Political Career
Active and energetic in the Labor Party, Calwell was elected President of the Victorian Labor Party in 1931. He was elected to the Australian House of Representatives for the seat of Melbourne in 1940. During World War II, Calwell served as Minister for Information in John Curtin's Labor government, and became well known for his tough attitude towards the Australian press and his strict enforcement of wartime censorship. This earned him the enmity of large sections of the Australian Press, and he was dubbed "Cocky" Calwell by his political foes, cartoonists of the period depicting him as an obstinate Australian cockatoo.
In 1945, Calwell became Minister for Immigration in Ben Chifley's post-war Labor government. Thus, he was the chief architect of Australia's post-war immigration scheme at a time when many European refugees desired a better life far from their war-torn homelands, and he became famous for his relentless promotion of it. Calwell's advocacy of the program was crucial because of his links to the trade union movement, and his skillful presentation of the need for immigration. Calwell overcame resistance to mass immigration by promoting it under the slogan "populate or perish". This drew attention to the need, particularly in light of the recent war in the Pacific, to increase Australia's industrial and military capabilities through a massive increase in the population. In July 1947 he signed an agreement with the United Nations Refugee Organisation to accept displaced persons from European countries ravaged by war.
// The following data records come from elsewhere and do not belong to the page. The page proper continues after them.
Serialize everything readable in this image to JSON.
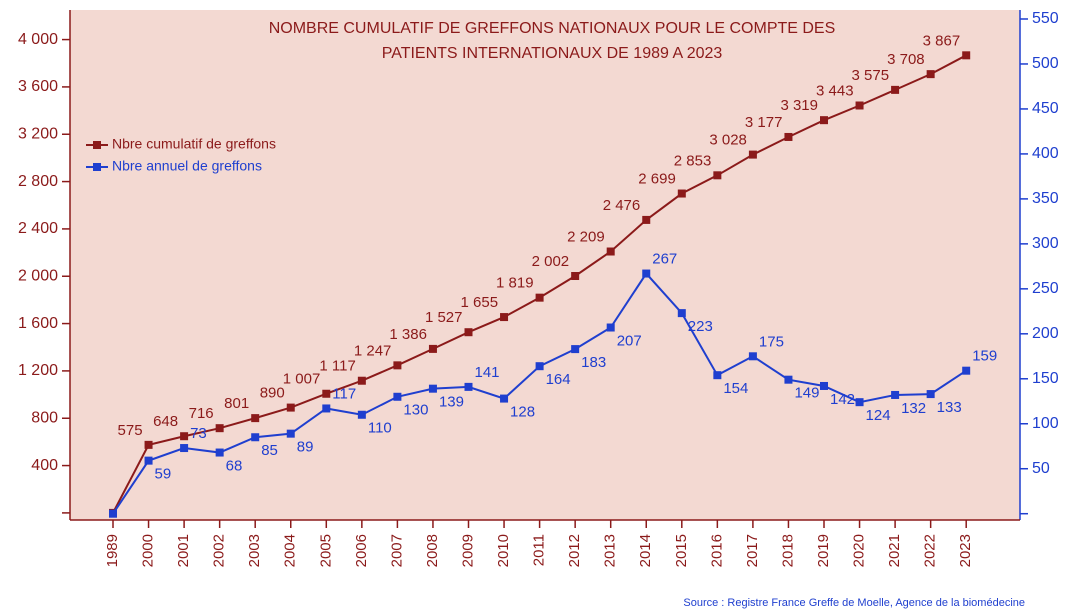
{
  "chart_data": {
    "type": "line",
    "title": [
      "NOMBRE CUMULATIF DE GREFFONS NATIONAUX POUR LE COMPTE DES",
      "PATIENTS INTERNATIONAUX DE 1989 A 2023"
    ],
    "source": "Source : Registre France Greffe de Moelle, Agence de la biomédecine",
    "categories": [
      "1989",
      "2000",
      "2001",
      "2002",
      "2003",
      "2004",
      "2005",
      "2006",
      "2007",
      "2008",
      "2009",
      "2010",
      "2011",
      "2012",
      "2013",
      "2014",
      "2015",
      "2016",
      "2017",
      "2018",
      "2019",
      "2020",
      "2021",
      "2022",
      "2023"
    ],
    "series": [
      {
        "name": "Nbre cumulatif de greffons",
        "color": "#8b1a1a",
        "axis": "y",
        "values": [
          0,
          575,
          648,
          716,
          801,
          890,
          1007,
          1117,
          1247,
          1386,
          1527,
          1655,
          1819,
          2002,
          2209,
          2476,
          2699,
          2853,
          3028,
          3177,
          3319,
          3443,
          3575,
          3708,
          3867
        ],
        "value_labels": [
          null,
          "575",
          "648",
          "716",
          "801",
          "890",
          "1 007",
          "1 117",
          "1 247",
          "1 386",
          "1 527",
          "1 655",
          "1 819",
          "2 002",
          "2 209",
          "2 476",
          "2 699",
          "2 853",
          "3 028",
          "3 177",
          "3 319",
          "3 443",
          "3 575",
          "3 708",
          "3 867"
        ]
      },
      {
        "name": "Nbre annuel de greffons",
        "color": "#1f3fcf",
        "axis": "y2",
        "values": [
          0,
          59,
          73,
          68,
          85,
          89,
          117,
          110,
          130,
          139,
          141,
          128,
          164,
          183,
          207,
          267,
          223,
          154,
          175,
          149,
          142,
          124,
          132,
          133,
          159
        ],
        "value_labels": [
          null,
          "59",
          "73",
          "68",
          "85",
          "89",
          "117",
          "110",
          "130",
          "139",
          "141",
          "128",
          "164",
          "183",
          "207",
          "267",
          "223",
          "154",
          "175",
          "149",
          "142",
          "124",
          "132",
          "133",
          "159"
        ]
      }
    ],
    "ylim": [
      -60,
      4250
    ],
    "yticks": [
      {
        "value": 0,
        "label": null
      },
      400,
      800,
      {
        "value": 1200,
        "label": "1 200"
      },
      {
        "value": 1600,
        "label": "1 600"
      },
      {
        "value": 2000,
        "label": "2 000"
      },
      {
        "value": 2400,
        "label": "2 400"
      },
      {
        "value": 2800,
        "label": "2 800"
      },
      {
        "value": 3200,
        "label": "3 200"
      },
      {
        "value": 3600,
        "label": "3 600"
      },
      {
        "value": 4000,
        "label": "4 000"
      }
    ],
    "y2lim": [
      -7,
      560
    ],
    "y2ticks": [
      {
        "value": 0,
        "label": null
      },
      50,
      100,
      150,
      200,
      250,
      300,
      350,
      400,
      450,
      500,
      550
    ],
    "legend": "upper left",
    "grid": false
  }
}
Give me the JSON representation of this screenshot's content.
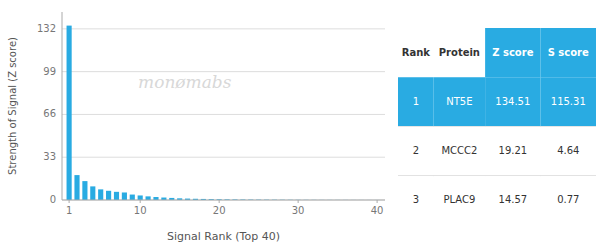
{
  "chart_data": {
    "type": "bar",
    "xlabel": "Signal Rank (Top 40)",
    "ylabel": "Strength of Signal (Z score)",
    "x": [
      1,
      2,
      3,
      4,
      5,
      6,
      7,
      8,
      9,
      10,
      11,
      12,
      13,
      14,
      15,
      16,
      17,
      18,
      19,
      20,
      21,
      22,
      23,
      24,
      25,
      26,
      27,
      28,
      29,
      30,
      31,
      32,
      33,
      34,
      35,
      36,
      37,
      38,
      39,
      40
    ],
    "values": [
      134.51,
      19.21,
      14.57,
      10.5,
      8.2,
      7.1,
      6.3,
      5.8,
      4.2,
      3.5,
      2.8,
      2.3,
      1.9,
      1.6,
      1.3,
      1.1,
      0.95,
      0.82,
      0.7,
      0.6,
      0.52,
      0.46,
      0.4,
      0.35,
      0.31,
      0.27,
      0.24,
      0.21,
      0.18,
      0.16,
      0.14,
      0.12,
      0.1,
      0.09,
      0.08,
      0.07,
      0.06,
      0.05,
      0.04,
      0.03
    ],
    "color": "#29ABE2",
    "xlim": [
      0.1,
      41
    ],
    "xticks": [
      1,
      10,
      20,
      30,
      40
    ],
    "ylim": [
      0,
      145
    ],
    "yticks": [
      0,
      33,
      66,
      99,
      132
    ],
    "grid": true,
    "annotations": [
      {
        "text": "monømabs",
        "color": "#d8d8d8"
      }
    ],
    "table": {
      "color": "#29ABE2",
      "columns": [
        "Rank",
        "Protein",
        "Z score",
        "S score"
      ],
      "rows": [
        [
          "1",
          "NT5E",
          "134.51",
          "115.31"
        ],
        [
          "2",
          "MCCC2",
          "19.21",
          "4.64"
        ],
        [
          "3",
          "PLAC9",
          "14.57",
          "0.77"
        ]
      ]
    }
  }
}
Calwell was a staunch advocate of the White Australia Policy: while Europeans were welcomed to Australia, Calwell was deporting many Malayan, Indochinese and Chinese wartime refugees, some of whom had married Australian citizens and started families in Australia. Calwell's enthusiasm and drive in launching the migration program was a notable feature of the second term of the Chifley government, and has been named by many historians as his greatest achievement (especially given the labour movement's hostility to earlier migration programs).
In economic policy, Calwell was not a great advocate of nationalisation. According to Gough Whitlam, this was attributed to Calwell’s brand of socialism, which according to Whitlam was “an emotion rather than an ideology, a memory of the social deprivation he observed in Melbourne during the Depression years.”